His 23-year military career in the Air Force included assignments in New Jersey, Michigan, New Hampshire, Alaska, Arizona, Texas; Buenos Aires, Argentina; and he retired as a Lt. Colonel at Dyess AFB in Abilene in 1963. For meritorious service while a member of the U. S. Air Force, he received the Distinguished Flying Cross with one Oak Leaf Cluster; Air Force Medal with Four Oak Leaf Clusters; Purple Heart; POW Medal; and the Air Force Commendation Medal.
After retiring from the USAF, he was an agent for New York Life Insurance Co. in Abilene for 25 years, retiring again in 1988. He was a former member of the Abilene Optimist Club, the national, state, and local Life Underwriters Association, and the Board of Directors of the Better Business Bureau. He also served as chairman of the Ethics Committee of the Abilene Life Underwriters Association and is a current member of the Retired Officers Association, the Military Order of the Purple Heart, Disabled Veterans (DAV), the Air Force Escape and Evasion Society, and the P47 Thunderbolt Association.
He was preceded in death by his parents, his two brothers, William and James and their wives Violet and Mary, daughter in law, Arax Kalajian, and niece, Eileen.

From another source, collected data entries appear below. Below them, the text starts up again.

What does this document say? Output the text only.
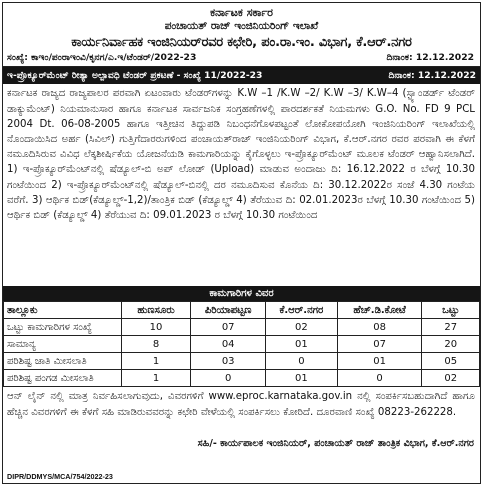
ಕರ್ನಾಟಕ ಸರ್ಕಾರ
ಪಂಚಾಯತ್ ರಾಜ್ ಇಂಜಿನಿಯರಿಂಗ್ ಇಲಾಖೆ
ಕಾರ್ಯನಿರ್ವಾಹಕ ಇಂಜಿನಿಯರ್‌ರವರ ಕಛೇರಿ, ಪಂ.ರಾ.ಇಂ. ವಿಭಾಗ, ಕೆ.ಆರ್.ನಗರ
ಸಂಖ್ಯೆ: ಕಾಇಂ/ಪಂರಾಇಂವಿ/ಕೃನಗ/ಎ.ಇ/ಟೆಂಡರ್/2022-23	ದಿನಾಂಕ: 12.12.2022
ಇ-ಪ್ರೊಕ್ಯೂರ್‌ಮೆಂಟ್ ರೀತ್ಯಾ ಅಲ್ಪಾವಧಿ ಟೆಂಡರ್ ಪ್ರಕಟಣೆ - ಸಂಖ್ಯೆ 11/2022-23	ದಿನಾಂಕ: 12.12.2022

ಕರ್ನಾಟಕ ರಾಜ್ಯದ ರಾಜ್ಯಪಾಲರ ಪರವಾಗಿ ಏಟಂವಾರು ಟೆಂಡರ್‌ಗಳನ್ನು K.W –1 /K.W –2/ K.W –3/ K.W–4 (ಸ್ಟ್ಯಾಂಡರ್ಡ್ ಟೆಂಡರ್ ಡಾಕ್ಯುಮೆಂಟ್) ನಿಯಮಾನುಸಾರ ಹಾಗೂ ಕರ್ನಾಟಕ ಸಾರ್ವಜನಿಕ ಸಂಗ್ರಹಣೆಗಳಲ್ಲಿ ಪಾರದರ್ಶಕತೆ ನಿಯಮಗಳು G.O. No. FD 9 PCL 2004 Dt. 06-08-2005 ಹಾಗೂ ಇತ್ತೀಚಿನ ತಿದ್ದುಪಡಿ ನಿಬಂಧನೆಗೊಳಪಟ್ಟಂತೆ ಲೋಕೋಪಯೋಗಿ ಇಂಜಿನಿಯರಿಂಗ್ ಇಲಾಖೆಯಲ್ಲಿ ನೊಂದಾಯಿಸಿದ ಅರ್ಹ (ಸಿವಿಲ್) ಗುತ್ತಿಗೆದಾರರುಗಳಿಂದ ಪಂಚಾಯತ್‌ರಾಜ್ ಇಂಜಿನಿಯರಿಂಗ್ ವಿಭಾಗ, ಕೆ.ಆರ್.ನಗರ ರವರ ಪರವಾಗಿ ಈ ಕೆಳಗೆ ನಮೂದಿಸಿರುವ ವಿವಿಧ ಲೆಕ್ಕಶೀರ್ಷಿಕೆಯ ಯೋಜನೆಯಡಿ ಕಾಮಗಾರಿಯನ್ನು ಕೈಗೊಳ್ಳಲು ಇ-ಪ್ರೊಕ್ಯೂರ್‌ಮೆಂಟ್ ಮೂಲಕ ಟೆಂಡರ್ ಆಹ್ವಾನಿಸಲಾಗಿದೆ. 1) ಇ-ಪ್ರೊಕ್ಯೂರ್‌ಮೆಂಟ್‌ನಲ್ಲಿ ಷೆಡ್ಯೂಲ್-ಬಿ ಅಪ್ ಲೋಡ್ (Upload) ಮಾಡುವ ಅಂದಾಜು ದಿ: 16.12.2022 ರ ಬೆಳಗ್ಗೆ 10.30 ಗಂಟೆಯಿಂದ 2) ಇ-ಪ್ರೊಕ್ಯೂರ್‌ಮೆಂಟ್‌ನಲ್ಲಿ ಷೆಡ್ಯೂಲ್-ಬಿನಲ್ಲಿ ದರ ನಮೂದಿಸುವ ಕೊನೆಯ ದಿ: 30.12.2022ರ ಸಂಜೆ 4.30 ಗಂಟೆಯ ವರೆಗೆ. 3) ಆರ್ಥಿಕ ಬಿಡ್(ಕೆಡ್ಯೂಲ್ಡ್-1,2)/ತಾಂತ್ರಿಕ ಬಿಡ್ (ಕೆಡ್ಯೂಲ್ಡ್ 4) ತೆರೆಯುವ ದಿ: 02.01.2023ರ ಬೆಳಗ್ಗೆ 10.30 ಗಂಟೆಯಿಂದ 5) ಆರ್ಥಿಕ ಬಿಡ್ (ಕೆಡ್ಯೂಲ್ಡ್ 4) ತೆರೆಯುವ ದಿ: 09.01.2023 ರ ಬೆಳಗ್ಗೆ 10.30 ಗಂಟೆಯಿಂದ

ಕಾಮಗಾರಿಗಳ ವಿವರ
ತಾಲ್ಲೂಕು	ಹುಣಸೂರು	ಪಿರಿಯಾಪಟ್ಟಣ	ಕೆ.ಆರ್.ನಗರ	ಹೆಚ್.ಡಿ.ಕೋಟೆ	ಒಟ್ಟು
ಒಟ್ಟು ಕಾಮಗಾರಿಗಳ ಸಂಖ್ಯೆ	10	07	02	08	27
ಸಾಮಾನ್ಯ	8	04	01	07	20
ಪರಿಶಿಷ್ಟ ಜಾತಿ ಮೀಸಲಾತಿ	1	03	0	01	05
ಪರಿಶಿಷ್ಟ ಪಂಗಡ ಮೀಸಲಾತಿ	1	0	01	0	02

ಆನ್ ಲೈನ್ ನಲ್ಲಿ ಮಾತ್ರ ನಿರ್ವಹಿಸಲಾಗುವುದು, ವಿವರಗಳಿಗೆ www.eproc.karnataka.gov.in ನಲ್ಲಿ ಸಂಪರ್ಕಿಸಬಹುದಾಗಿದೆ ಹಾಗೂ ಹೆಚ್ಚಿನ ವಿವರಗಳಿಗೆ ಈ ಕೆಳಗೆ ಸಹಿ ಮಾಡಿರುವವರನ್ನು ಕಛೇರಿ ವೇಳೆಯಲ್ಲಿ ಸಂಪರ್ಕಿಸಲು ಕೋರಿದೆ. ದೂರವಾಣಿ ಸಂಖ್ಯೆ 08223-262228.

ಸಹಿ/- ಕಾರ್ಯಪಾಲಕ ಇಂಜಿನಿಯರ್, ಪಂಚಾಯತ್ ರಾಜ್ ತಾಂತ್ರಿಕ ವಿಭಾಗ, ಕೆ.ಆರ್.ನಗರ
DIPR/DDMYS/MCA/754/2022-23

To carry on his memory and recount his fabulous life are his wife, Marty; two sons, Robert P.and Alicja Waliszewska, of Annandale, VA.; and Charles L. of Austin, Texas, and one daughter, Toni T. Wellhausen and husband, Larry of Abilene; grandchildren, Bree Linne Perez and husband Benjamin, and Jacob Kegam Locke; John F. Egner and wife Pam; Samantha Egner Teixeira and husband, Brian; great grandchildren, Ian Perez, Julia Arax Teixeira, Elizabeth and Matthew Egner, and Hines Wellhausen, and several nieces and nephews.
Jack will be remembered for his kind smile, sense of integrity, tender heart, and strong faith in God. He served his country with pride and held strong to the belief that he did what everyone else would have done ~ he was just lucky enough to have survived. Typical of The Greatest Generation, he shied away from personal recognition and never wanted to be made into a hero ~ even though to his family he always was. He was a kind and gentle soul, albeit stubborn! Jack was immaculate in dress and a consummate gentleman. Even at his frailest, he had a handshake for his guests and an offer of something to drink. He believed family to be of the utmost importance and imparted that sense to those who loved him the most. Simply put, his goal in life was to take care of his wife and children, and he did it very well. We will miss the sight of his ever-present P-47 caps.
Many thanks to his many tender, gentle, and kind caretakers, including Candy, Janet, Debbie, Janie, Grace, and many others and Hendrick Hospice, all of whom supplied not only care but much love.
A memorial service will be held at 3:30p.m. on Saturday, June 22, 2013 at Wylie Christian Church. Inurnment will be at Arlington National Cemetery, Arlington, Virginia.
The family requests that in lieu of flowers, a memorial donation be made in Jack’s name to Wylie Christian Church.